Seit fast zwei Wochen gehen in Brasilien täglich zahlreiche Menschen auf die Straße, um gegen hohe Ausgaben für die Fußballweltmeisterschaft 2014 und die Olympischen Sommerspiele 2016 zu protestieren und mehr Investitionen ins Gesundheits- und Bildungssystem zu fordern.

Der Historiker Francisco Carlos Teixeira von der Universiät Rio verwies am Freitag in einem TV-Gespräch auf die breite Agenda der Demonstranten.

"Aber das 'Nein zur Korruption' wird von den Allermeisten zuerst genannt. Die Korruption ist die zentrale Frage, und wir haben es hier mit einer nationalen Bewegung zu tun."

Er kritisierte die "brutale Antwort" der Polizei auf das Verhalten der Randalierer, bei denen es sich um Autonome und Anarchisten handle. "Wir können Vandalismus nicht mit Vandalismus beantworten."

Confed Cup (noch) nicht betroffen

In Campinas bei Sao Paulo kam es an einer Straßenkreuzung zu heftigen Auseinandersetzungen zwischen Polizisten und Demonstranten.

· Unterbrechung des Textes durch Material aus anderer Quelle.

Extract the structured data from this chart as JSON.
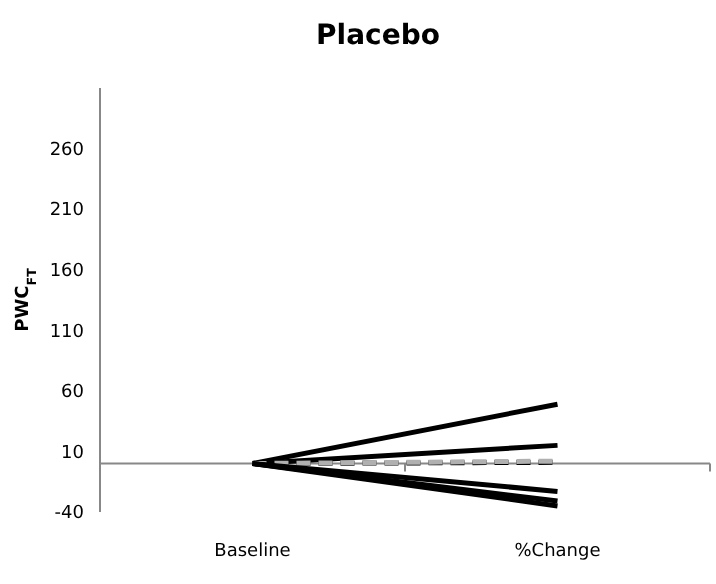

In Salvador in Bahia, wo am Donnerstag eine Partie des Confederations Cups ausgetragen wurde, setzten Randalierer einen Bus in Brand und beschädigten zwei Mini-Busse des Fußball-Weltverbandes FIFA.

Die Protestaktionen in mehr als 100 Städten des Landes waren vor allem über das Internet koordiniert worden.

Präsidentin Rousseff verschob wegen der Demonstrationen eine für Sonntag geplante Reise nach Japan. Auch ein für Freitag vorgesehener Termin der Staatschefin in Salvador wurde abgesagt.

Für Freitag berief sie eine Dringlichkeitssitzung in Brasilia ein, an der auch Justizminister Jose Eduardo Cardozo teilnehmen sollte.

Die Partien des Confederations Cups waren in den Stadien von den Protesten gegen Misswirtschaft und Korruption bisher nicht betroffen.